Parental Loans for Undergraduate Students, or PLUS loans, are federally-guaranteed loans made to parents with good credit histories who want to help pay for their dependent child’s undergraduate education. Like Stafford Loans, PLUS loans are available through either the federal government (under the William D. Ford Federal Direct Loan Program) or from private lenders (under the Federal Family Education Loan Program). PLUS loans are not based on financial need, so parents of all income levels can receive a PLUS loan. The only requirement is that parents pass a credit check.
Tip: Step-parents are not eligible to apply for PLUS Loans, even though their income and assets must be reported on the FAFSA.
Federal Plus Loans are low-cost loans, an attractive alternative when parents are planning to use income or assets, besides the potential tax savings, as long as the deduction is made on interest paid. Although it is not a requirement, colleges may encourage parents to have their dependent students file a FAFSA, so they can receive the maximum financial aid they are eligible for.
A parent, who has a satisfactory credit rating, is a U.S. citizen, national or eligible non-U.S. citizen, with a dependent, undergraduate student enrolled full or half-time, can apply for a Federal Plus Loan. A parent can even co-sign an alternative loan either federal or private, rather than taking out a PLUS Loan when their goal is to build up the students credit history disregarding the higher-cost option. When parents cannot pass the credit check, they might still be able to receive a Federal Plus Loan after demonstrating that extenuating circumstances exist for their current credit score, or when students agree to endorse the loan promising to repay it they parents do not.
Parents are allowed to borrow up to the total cost of the student’s education. There is a yearly limit on a Federal Plus Loan equal to the student’s cost of attendance minus any other financial aid the student may receive, and the maximum lifetime amount borrowed per student cannot exceed the total cost of education for the student.

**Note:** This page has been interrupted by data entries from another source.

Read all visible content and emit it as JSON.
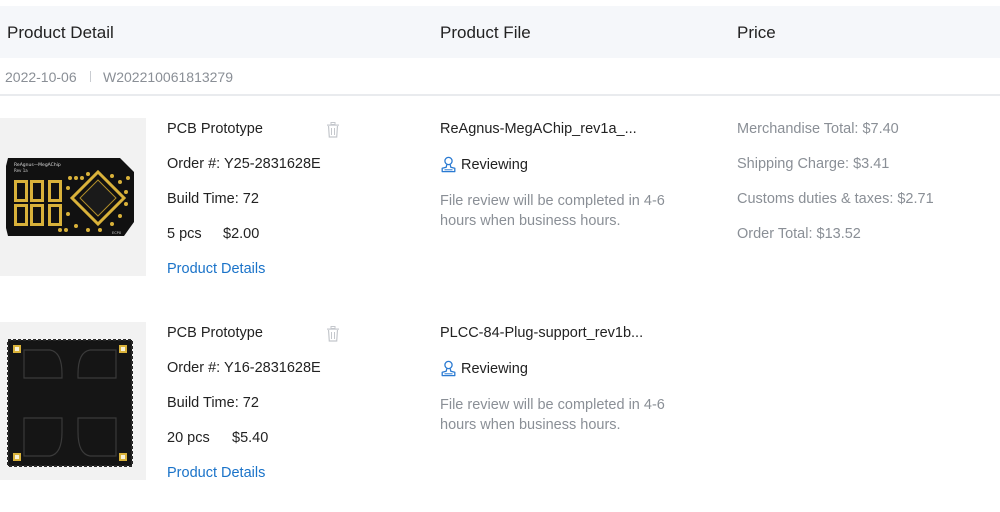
{
  "header": {
    "product_detail": "Product Detail",
    "product_file": "Product File",
    "price": "Price"
  },
  "order": {
    "date": "2022-10-06",
    "number": "W202210061813279"
  },
  "items": [
    {
      "title": "PCB Prototype",
      "order_number": "Order #: Y25-2831628E",
      "build_time": "Build Time: 72",
      "quantity": "5 pcs",
      "price": "$2.00",
      "details_link": "Product Details",
      "file_name": "ReAgnus-MegAChip_rev1a_...",
      "status": "Reviewing",
      "note": "File review will be completed in 4-6 hours when business hours.",
      "thumb_icon": "pcb-board-image"
    },
    {
      "title": "PCB Prototype",
      "order_number": "Order #: Y16-2831628E",
      "build_time": "Build Time: 72",
      "quantity": "20 pcs",
      "price": "$5.40",
      "details_link": "Product Details",
      "file_name": "PLCC-84-Plug-support_rev1b...",
      "status": "Reviewing",
      "note": "File review will be completed in 4-6 hours when business hours.",
      "thumb_icon": "pcb-board-image"
    }
  ],
  "price_summary": {
    "merchandise_total": "Merchandise Total: $7.40",
    "shipping_charge": "Shipping Charge: $3.41",
    "customs": "Customs duties & taxes: $2.71",
    "order_total": "Order Total: $13.52"
  },
  "colors": {
    "header_bg": "#f5f7fa",
    "link": "#1a73c9",
    "muted_text": "#8a8f96",
    "status_icon": "#2a7ad2",
    "pcb_black": "#111111",
    "pcb_gold": "#d9b23a"
  }
}
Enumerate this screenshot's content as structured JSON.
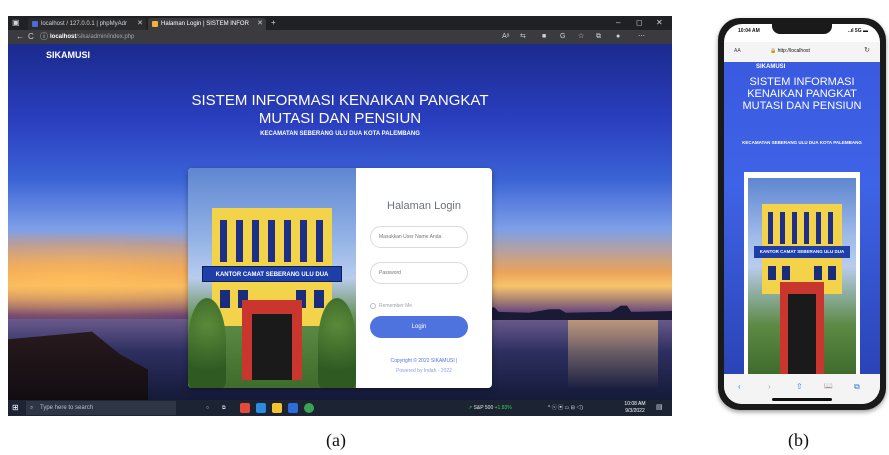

Although, there is no minimum loan amount, what is not often mentioned but required is that parents must not be in default or owe a refund to any FSA program as this situation may influence their eligibility. Annual Federal Plus Loan interests are variable and based on the 91-day T-Bill plus 3.10%, capped at 9.00%.
Repayment of this loan begins within 60 days after the loan is fully disbursed, but standard repayment terms allow up to 10 years to repay a Federal PLUS Loan, in addition to any other credited periods of deferment and/or forbearance. However, this type of loan is tax deductible, and a tax adviser can suggest a convenient plan for repaying education loans.
To apply for a Federal Plus Loan, parents can visit their bank, or any other financial institution such as credit unions, or savings and loan associations that offer funds to both students and parents for educational loans. Parents must be aware of the service and other convenience factors before applying for a Plus Loan.
In fact, it is easy to apply online, reducing time and saving money in online account maintenance and quick credit approval decisions. The charge to get a Federal Plus Loan is a fee of up to 4 percent of the total loan, just like the fee a student pays for a Stafford Loan.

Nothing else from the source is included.